To bring about a paradigm shift in the culture that will change assumptions and attitudes, a critical number of us have to tell the stories of our personal revelations and transformations.

Wow. That was just what I needed to hear. I wrote that quote on the whiteboard that sits in front of my desk. (And just now, as I re-read it again, I had a powerful sense of deja-vu, remembering reading something similar about paradigm shifts while I was in the hospital waiting for Matthew to arrive.)

These stories are important. Not just my stories, but YOUR stories and the stories of the students in my class. Sharing them brings about transformation and change.

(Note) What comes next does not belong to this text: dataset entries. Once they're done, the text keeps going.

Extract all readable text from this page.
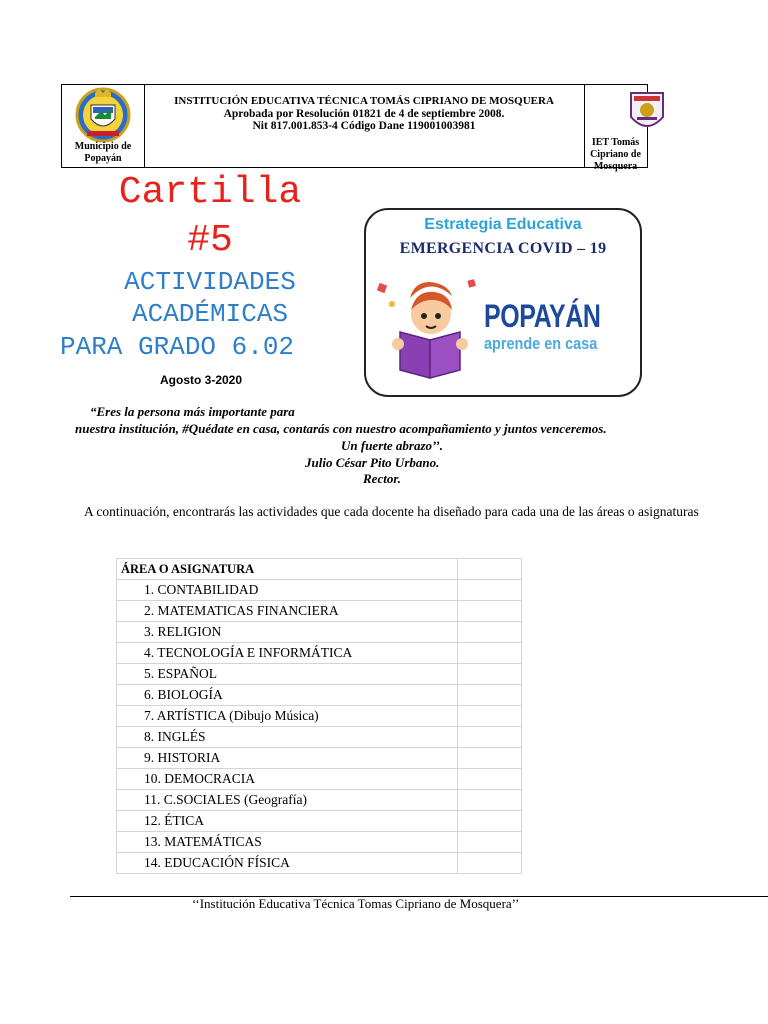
Municipio de Popayán
INSTITUCIÓN EDUCATIVA TÉCNICA TOMÁS CIPRIANO DE MOSQUERA
Aprobada por Resolución 01821 de 4 de septiembre 2008.
Nit 817.001.853-4 Código Dane 119001003981
IET Tomás Cipriano de Mosquera
Cartilla
#5
ACTIVIDADES
ACADÉMICAS
PARA GRADO 6.02
Agosto 3-2020
Estrategia Educativa
EMERGENCIA COVID – 19
POPAYÁN
aprende en casa
“Eres la persona más importante para
nuestra institución, #Quédate en casa, contarás con nuestro acompañamiento y juntos venceremos.
Un fuerte abrazo’’.
Julio César Pito Urbano.
Rector.
A continuación, encontrarás las actividades que cada docente ha diseñado para cada una de las áreas o asignaturas
ÁREA O ASIGNATURA	
1. CONTABILIDAD	
2. MATEMATICAS FINANCIERA	
3. RELIGION	
4. TECNOLOGÍA E INFORMÁTICA	
5. ESPAÑOL	
6. BIOLOGÍA	
7. ARTÍSTICA (Dibujo Música)	
8. INGLÉS	
9. HISTORIA	
10. DEMOCRACIA	
11. C.SOCIALES (Geografía)	
12. ÉTICA	
13. MATEMÁTICAS	
14. EDUCACIÓN FÍSICA	
‘‘Institución Educativa Técnica Tomas Cipriano de Mosquera’’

Sharing them changes us all.

Today on a Skype call, my wise friend Desiree said to me, after I’d shared with her some of the discussion in yesterday’s class, “it sounds like you need to teach a course about writing for social change.”

“Huh, you’re right! I hadn’t thought of that.” I love teaching the class I’m teaching now, but as you can tell, I’m not sticking to the traditional curriculum of Writing for Public Relations. I want to see my students emerge as writers who can impact change, not just get good jobs as spin doctors.

Writing for social change. That’s what we do when we share our stories. That’s what we need to do more of.

That, my friends, is why I’m writing a book, and that’s why I’m going to dig down deep and tell the stories that scare me and that might make me sound a little crazy.